As is noted at the beginning of this article in the Guardian, things have changed significantly in the business world over the years - though not necessarily I suspect, for the better. Not to say that things didn't need to change from the way they were, more that the direction they went in wasn't the best - thanks neo-liberal school of economics. Anyway.
I got to that Guardian article via one of Ben Goldacres posts (seriously, why would you not already be subscribed to his posts). I'm going to assume that Dr Goldacre is not suggesting that the changes are being mooted are necessarily going to be universal. I certainly hope they're not. Again, I think it's a case of things need to change, but this time, hopefully we'll manage that change better. I find it interesting though, because I've been seeing glimmers of people wanting to enact change here. Though the idea didn't originate here (or at least, I don't think it did), in Auckland we have a group called the University without conditions. It's an interesting idea, springing from the idea that the continuing decrease in funding to our universities and the continued push towards making our universities more responsive to the needs of business, is resulting in the loss of something essential to an education.
As an idea, it has it's problems. Namely that while it might be able to provide an education, it is not able to enable a recognized qualification. Which, to be fair, is not something they're trying to do. And ideally it's be good if some lessons could be taught out of the times/locations that are primarily convenient to current university students. I don't think an education should be the preserve of people who have committed to one full time. The big problem though I think is that anyone can hold a lecture, which is going to hurt quality control. Not saying I have the answers, and the observations of the particular problems are an aside really. What's interesting is that someone has seen a problem and they are trying to work around it. It's an extension of the hacker pathos that was present in early internet days. See an obstacle, route around it.

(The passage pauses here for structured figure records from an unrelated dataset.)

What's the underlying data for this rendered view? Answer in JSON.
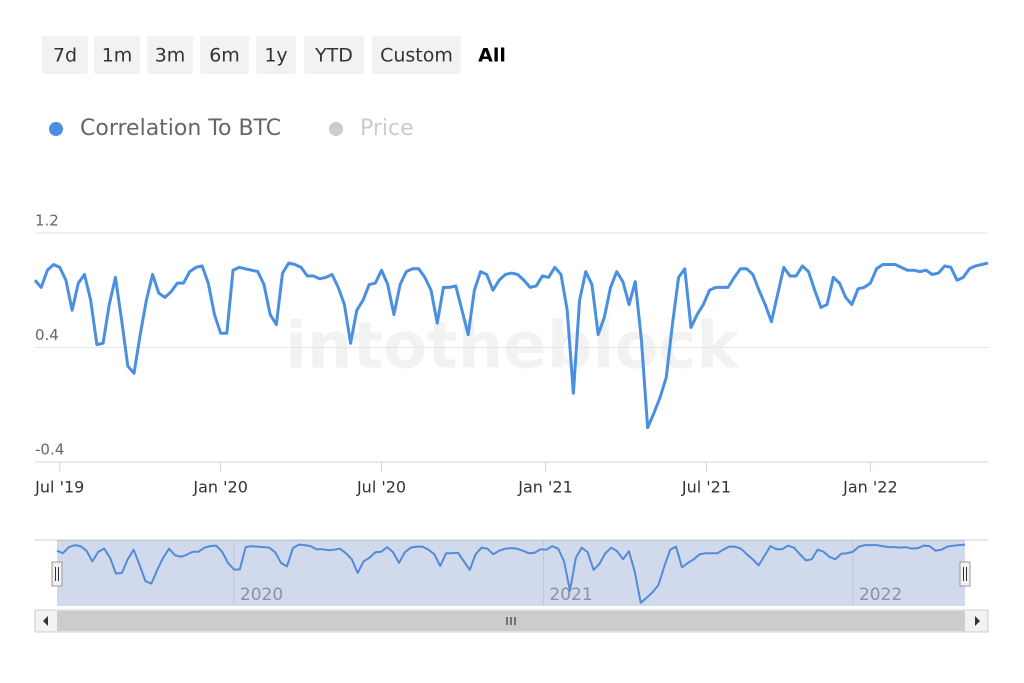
{
  "range_buttons": [
    "7d",
    "1m",
    "3m",
    "6m",
    "1y",
    "YTD",
    "Custom",
    "All"
  ],
  "selected_button": 7,
  "watermark": "intotheblock",
  "chart_data": {
    "type": "line",
    "series": [
      {
        "name": "Correlation To BTC",
        "color": "#4a8fe0",
        "values": [
          0.87,
          0.82,
          0.94,
          0.98,
          0.96,
          0.87,
          0.66,
          0.85,
          0.91,
          0.73,
          0.42,
          0.43,
          0.7,
          0.89,
          0.59,
          0.27,
          0.22,
          0.49,
          0.73,
          0.91,
          0.78,
          0.75,
          0.79,
          0.85,
          0.85,
          0.93,
          0.96,
          0.97,
          0.85,
          0.63,
          0.5,
          0.5,
          0.94,
          0.96,
          0.95,
          0.94,
          0.93,
          0.84,
          0.63,
          0.56,
          0.92,
          0.99,
          0.98,
          0.96,
          0.9,
          0.9,
          0.88,
          0.89,
          0.91,
          0.82,
          0.7,
          0.43,
          0.66,
          0.73,
          0.84,
          0.85,
          0.94,
          0.84,
          0.63,
          0.84,
          0.93,
          0.95,
          0.95,
          0.89,
          0.8,
          0.57,
          0.82,
          0.82,
          0.83,
          0.66,
          0.49,
          0.8,
          0.93,
          0.91,
          0.8,
          0.87,
          0.91,
          0.92,
          0.91,
          0.87,
          0.82,
          0.83,
          0.9,
          0.89,
          0.96,
          0.91,
          0.66,
          0.08,
          0.73,
          0.93,
          0.84,
          0.49,
          0.61,
          0.82,
          0.93,
          0.86,
          0.7,
          0.86,
          0.45,
          -0.16,
          -0.06,
          0.05,
          0.19,
          0.56,
          0.89,
          0.95,
          0.54,
          0.63,
          0.7,
          0.8,
          0.82,
          0.82,
          0.82,
          0.89,
          0.95,
          0.95,
          0.91,
          0.8,
          0.7,
          0.58,
          0.77,
          0.96,
          0.9,
          0.9,
          0.97,
          0.93,
          0.8,
          0.68,
          0.7,
          0.89,
          0.85,
          0.75,
          0.7,
          0.81,
          0.82,
          0.85,
          0.95,
          0.98,
          0.98,
          0.98,
          0.96,
          0.94,
          0.94,
          0.93,
          0.94,
          0.91,
          0.92,
          0.97,
          0.96,
          0.87,
          0.89,
          0.95,
          0.97,
          0.98,
          0.99
        ]
      },
      {
        "name": "Price",
        "color": "#cccccc",
        "visible": false
      }
    ],
    "xlim": [
      0,
      154
    ],
    "xticks": [
      {
        "value": 4,
        "label": "Jul '19"
      },
      {
        "value": 30,
        "label": "Jan '20"
      },
      {
        "value": 56,
        "label": "Jul '20"
      },
      {
        "value": 82.5,
        "label": "Jan '21"
      },
      {
        "value": 108.5,
        "label": "Jul '21"
      },
      {
        "value": 135,
        "label": "Jan '22"
      }
    ],
    "ylim": [
      -0.4,
      1.2
    ],
    "yticks": [
      -0.4,
      0.4,
      1.2
    ],
    "grid": true,
    "navigator_ticks": [
      {
        "value": 30,
        "label": "2020"
      },
      {
        "value": 82.5,
        "label": "2021"
      },
      {
        "value": 135,
        "label": "2022"
      }
    ]
  }
}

I'll have to go looking for the articles as well, but ages ago, I recall Nature reporting on a move in China to get people into employment at a certain level. They weren't pushing people to continue their formal education. So instead of doing a PhD, there were some students getting snapped up by the big companies with research divisions and getting trained further there. Which I thought was a good idea. Which would be even better if courses outside of your specialty where available without a full time commitment, so as to be able to round an education whilst getting the benefit of training with people doing the latest research.
The universities can't remain as they are. As they continue to mouth the words innovation and excellence, they sound more and more like politicians who know and continually use the buzzwords without having an understanding of what they actually mean. Or being unable/unwilling to change the system. Which means that if they continue on this way, they'll be increasingly detached from the real world (clue, the real world is not just what businesses want) and eventually, they will die.